For the past few days, I’ve been trying to hack together a system wherein the player can buy things. I’ve cribbed a whole bunch from the Nickel and Dimed example in the Recipe book, but am running into issues because whereas that example uses currency and has multiple types of currency (bills and coins), I only have one, silver coins. This completely changes how you pay for items because you don’t have to worry about change or making sure merchants always have money on them. (Unless I implement selling items, I guess.)
Anyway, I cannot figure out a way to take money from the player. I’ve been working on this for hours. (No exaggeration, I promise.) No matter what I try, I have problems. After googling, checking old forum posts, reading the documentation that comes with Inform, I thought I got it but I don’t. Here’s some code:
The price is a kind of value. 10 tael specifies a price. A thing has a price. The price of a thing is usually 0 tael. [This is taken almost verbatim from Nickel and Dimed, except I'm basing the entire currency system around "tael" in case I ever have multiple denominations, their value can be expressed in tael.]
Money is a kind of thing. A coin is a kind of money.
A silver is a kind of coin. The price of a silver is 1 tael. The description is "This is a standard silver coin, engraved with the face in profile of Emperor Otto on the obverse and the Imperial palace on the reverse."
A tankard of ale is a kind of thing. It is drinkable. The price of a tankard of ale is 1 tael. The plural of tankard of ale is tankards of ale. The description is "A frothy tankard of ale. It looks refreshing."

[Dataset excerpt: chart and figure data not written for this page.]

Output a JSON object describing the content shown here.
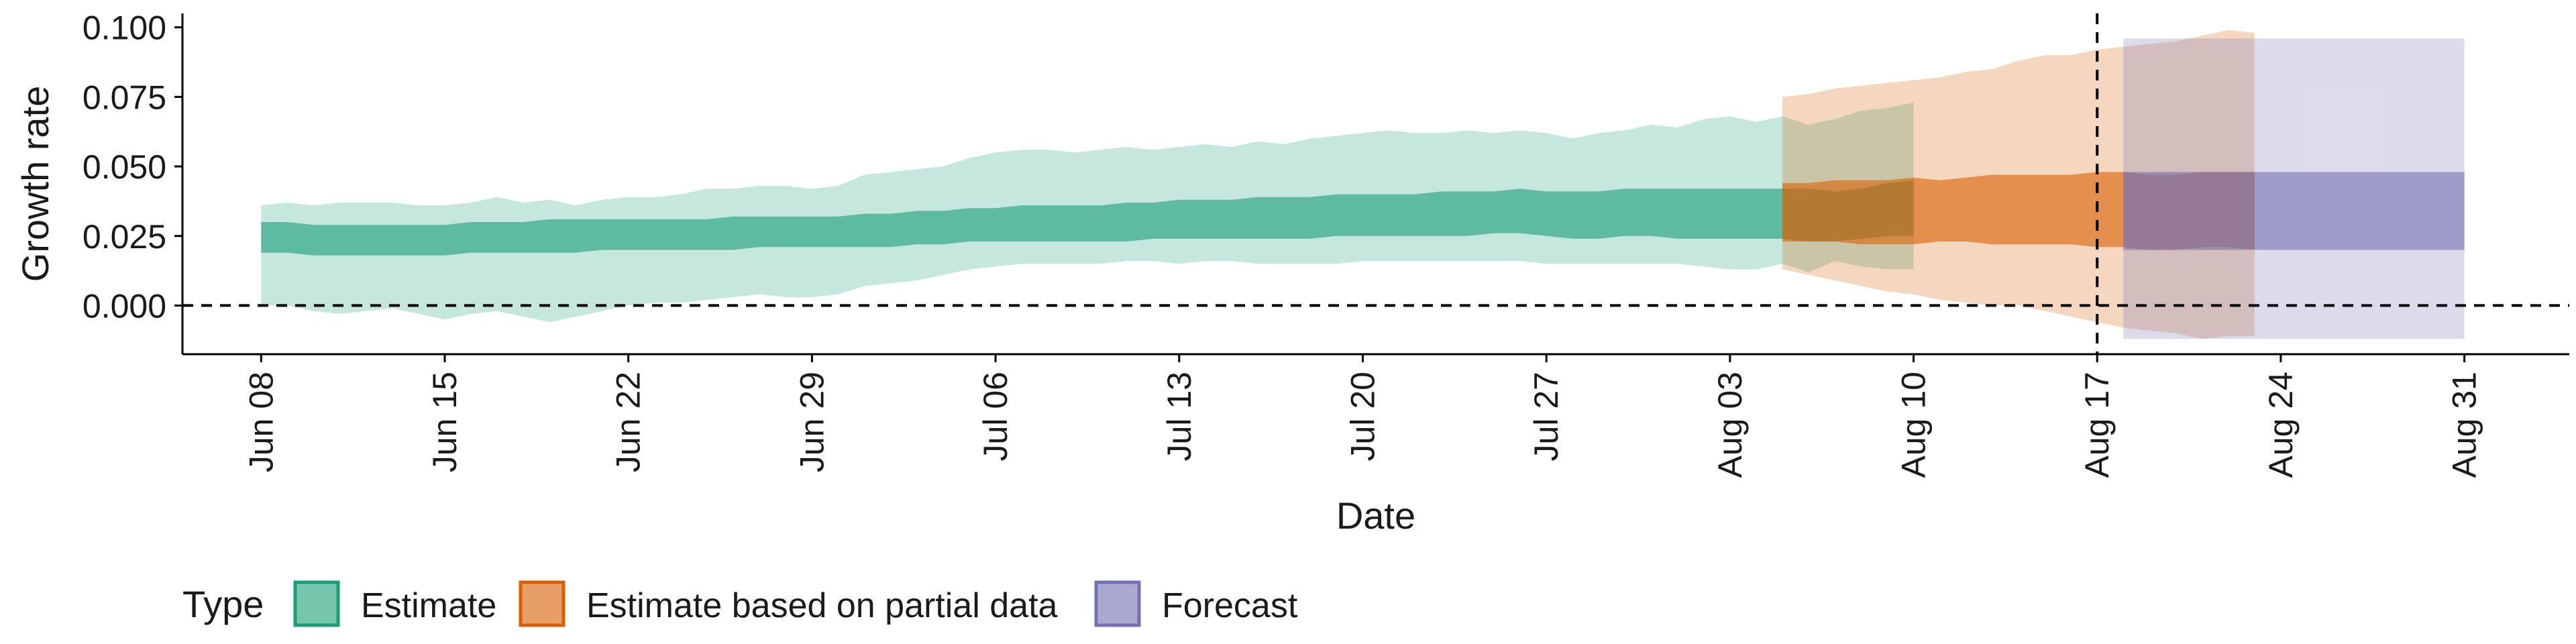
{
  "chart_data": {
    "type": "area",
    "xlabel": "Date",
    "ylabel": "Growth rate",
    "ylim": [
      -0.0175,
      0.105
    ],
    "yticks": [
      0.0,
      0.025,
      0.05,
      0.075,
      0.1
    ],
    "ytick_labels": [
      "0.000",
      "0.025",
      "0.050",
      "0.075",
      "0.100"
    ],
    "xlim": [
      "2020-06-05",
      "2020-09-04"
    ],
    "xticks": [
      "2020-06-08",
      "2020-06-15",
      "2020-06-22",
      "2020-06-29",
      "2020-07-06",
      "2020-07-13",
      "2020-07-20",
      "2020-07-27",
      "2020-08-03",
      "2020-08-10",
      "2020-08-17",
      "2020-08-24",
      "2020-08-31"
    ],
    "xtick_labels": [
      "Jun 08",
      "Jun 15",
      "Jun 22",
      "Jun 29",
      "Jul 06",
      "Jul 13",
      "Jul 20",
      "Jul 27",
      "Aug 03",
      "Aug 10",
      "Aug 17",
      "Aug 24",
      "Aug 31"
    ],
    "hline": 0,
    "vline": "2020-08-17",
    "grid": false,
    "legend": {
      "position": "bottom-left",
      "title": "Type",
      "entries": [
        "Estimate",
        "Estimate based on partial data",
        "Forecast"
      ]
    },
    "colors": {
      "Estimate": "#1b9e77",
      "Estimate based on partial data": "#d95f02",
      "Forecast": "#7570b3"
    },
    "series": [
      {
        "name": "Estimate",
        "x_start": "2020-06-08",
        "outer_lower": [
          0.0,
          0.0,
          -0.002,
          -0.003,
          -0.002,
          -0.001,
          -0.003,
          -0.005,
          -0.003,
          -0.002,
          -0.004,
          -0.006,
          -0.004,
          -0.002,
          0.0,
          0.001,
          0.001,
          0.002,
          0.003,
          0.004,
          0.003,
          0.003,
          0.004,
          0.007,
          0.008,
          0.009,
          0.011,
          0.013,
          0.014,
          0.015,
          0.015,
          0.015,
          0.015,
          0.016,
          0.016,
          0.015,
          0.016,
          0.016,
          0.015,
          0.015,
          0.015,
          0.015,
          0.016,
          0.016,
          0.016,
          0.016,
          0.016,
          0.016,
          0.016,
          0.015,
          0.015,
          0.015,
          0.015,
          0.015,
          0.015,
          0.014,
          0.013,
          0.013,
          0.015,
          0.012,
          0.016,
          0.014,
          0.013,
          0.013
        ],
        "inner_lower": [
          0.019,
          0.019,
          0.018,
          0.018,
          0.018,
          0.018,
          0.018,
          0.018,
          0.019,
          0.019,
          0.019,
          0.019,
          0.019,
          0.02,
          0.02,
          0.02,
          0.02,
          0.02,
          0.02,
          0.021,
          0.021,
          0.021,
          0.021,
          0.021,
          0.021,
          0.022,
          0.022,
          0.023,
          0.023,
          0.023,
          0.023,
          0.023,
          0.023,
          0.023,
          0.024,
          0.024,
          0.024,
          0.024,
          0.024,
          0.024,
          0.024,
          0.025,
          0.025,
          0.025,
          0.025,
          0.025,
          0.025,
          0.026,
          0.026,
          0.025,
          0.024,
          0.024,
          0.025,
          0.025,
          0.024,
          0.024,
          0.024,
          0.024,
          0.024,
          0.023,
          0.023,
          0.024,
          0.025,
          0.025
        ],
        "inner_upper": [
          0.03,
          0.03,
          0.029,
          0.029,
          0.029,
          0.029,
          0.029,
          0.029,
          0.03,
          0.03,
          0.03,
          0.031,
          0.031,
          0.031,
          0.031,
          0.031,
          0.031,
          0.031,
          0.032,
          0.032,
          0.032,
          0.032,
          0.032,
          0.033,
          0.033,
          0.034,
          0.034,
          0.035,
          0.035,
          0.036,
          0.036,
          0.036,
          0.036,
          0.037,
          0.037,
          0.038,
          0.038,
          0.038,
          0.039,
          0.039,
          0.039,
          0.04,
          0.04,
          0.04,
          0.04,
          0.041,
          0.041,
          0.041,
          0.042,
          0.041,
          0.041,
          0.041,
          0.042,
          0.042,
          0.042,
          0.042,
          0.042,
          0.042,
          0.042,
          0.042,
          0.041,
          0.042,
          0.044,
          0.045
        ],
        "outer_upper": [
          0.036,
          0.037,
          0.036,
          0.037,
          0.037,
          0.037,
          0.036,
          0.036,
          0.037,
          0.039,
          0.037,
          0.038,
          0.036,
          0.038,
          0.039,
          0.039,
          0.04,
          0.042,
          0.042,
          0.043,
          0.043,
          0.042,
          0.043,
          0.047,
          0.048,
          0.049,
          0.05,
          0.053,
          0.055,
          0.056,
          0.056,
          0.055,
          0.056,
          0.057,
          0.056,
          0.057,
          0.058,
          0.057,
          0.059,
          0.058,
          0.06,
          0.061,
          0.062,
          0.063,
          0.062,
          0.062,
          0.063,
          0.062,
          0.063,
          0.062,
          0.06,
          0.062,
          0.063,
          0.065,
          0.064,
          0.067,
          0.068,
          0.066,
          0.068,
          0.065,
          0.067,
          0.07,
          0.071,
          0.073
        ]
      },
      {
        "name": "Estimate based on partial data",
        "x_start": "2020-08-05",
        "outer_lower": [
          0.013,
          0.011,
          0.009,
          0.007,
          0.005,
          0.004,
          0.002,
          0.001,
          0.0,
          0.0,
          -0.002,
          -0.004,
          -0.006,
          -0.008,
          -0.009,
          -0.01,
          -0.012,
          -0.011,
          -0.011
        ],
        "inner_lower": [
          0.023,
          0.023,
          0.023,
          0.022,
          0.022,
          0.022,
          0.023,
          0.023,
          0.022,
          0.022,
          0.022,
          0.022,
          0.021,
          0.021,
          0.02,
          0.02,
          0.021,
          0.021,
          0.02
        ],
        "inner_upper": [
          0.044,
          0.044,
          0.045,
          0.045,
          0.045,
          0.046,
          0.045,
          0.046,
          0.047,
          0.047,
          0.047,
          0.047,
          0.048,
          0.048,
          0.047,
          0.047,
          0.048,
          0.048,
          0.048
        ],
        "outer_upper": [
          0.075,
          0.076,
          0.078,
          0.079,
          0.08,
          0.081,
          0.082,
          0.084,
          0.085,
          0.088,
          0.09,
          0.09,
          0.092,
          0.093,
          0.094,
          0.095,
          0.097,
          0.099,
          0.098
        ]
      },
      {
        "name": "Forecast",
        "x_start": "2020-08-18",
        "x_end": "2020-08-31",
        "outer_lower": -0.012,
        "inner_lower": 0.02,
        "inner_upper": 0.048,
        "outer_upper": 0.096
      }
    ]
  }
}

[A 'check buying something' statement that I don't believe is relevant goes here to make sure the item is for sale and the player has enough silver. If Carry Out Buying fires, then it'd be a valid sale.]
Carry out buying something:
let total be the price of the noun understood as a number;
repeat with coin running through silver enclosed by the player:
if total is greater than 0:
now a random silver enclosed by the player is nowhere;
decrease total by 1;
try taking inventory.
I get the following error in Inform when I try to run that:
Problem. In the sentence 'let total be the price of the noun understood as a number' , I was expecting to read a value, but instead found some text that I couldn't understand - 'price of the noun understood as a number'.
I was trying to match one of these phrases:
1. let (total - a new name) be (price of the noun understood as a number - description of relations of values)
2. let (total - a new name) be (price of the noun understood as a number - name of kind)
3. let (total - a new name) be (price of the noun understood as a number - value)
4. let (total - a temporary named value) be (price of the noun understood as a number - value)
I recognised:
total = a non-temporary variable, holding a number
But I didn't recognise 'price of the noun understood as a number'.
Carry Out Buying is where the issue is, it seems. I initially tried to deduct value (eg, “remove price of the noun from the player’s value in tael”) but that, uh, really did not work. Eventually, I decided what I’m trying to do is remove 1 silver per tael of value and that’s where I run into the issue. To be clear, I have other items that cost more, necessitating some way to identify the cost. I just included one item as an example of how they’re defined in case it’s relevant.
“total” is not a number, it’s actually “1 tael” (or 2 tael, or 5 tael, etc.) and inform can’t use that to power a loop. I was hoping I could do the equivalent of something like ATOI (Ascii to Integer) in C and just turn the ASCII “1” into the number 1 and loop based on that. Searching for that turned out the “understood as a number” thing, but Inform does not like that either. (I do have a guess that the “tael” on the end may be messing things up and I may need to find a way to get rid of it before “understood as a number” will work? Inform does not seem to be good at string manipulation, so not sure if that’s even possible.)
I’ve completely stumped here. Any advice on how to make this work?
(As an aside, if anyone is wondering what a “tael” is, I heard it in a Shaw Brothers movie from the 70s and it’s apparently defined as the value of a certain quantity of silver, which seemed fitting given I was using silver coins.)
As always, thank you for putting up with my constant barrage of questions.
EDIT: As soon as I got into bed (as it’s very late), I just had a thought: Define the number of loops needed in the item definition, Add something like “Loopvalue is a number that varies.” and “The loopvalue of a tankard of ale is 1.” I don’t even need to implement tael. Just define how many times a loop needs to run that deducts silver coins to cover the price. I feel so dumb for not thinking of that before. I’ll leave this up in case anyone has any other ideas.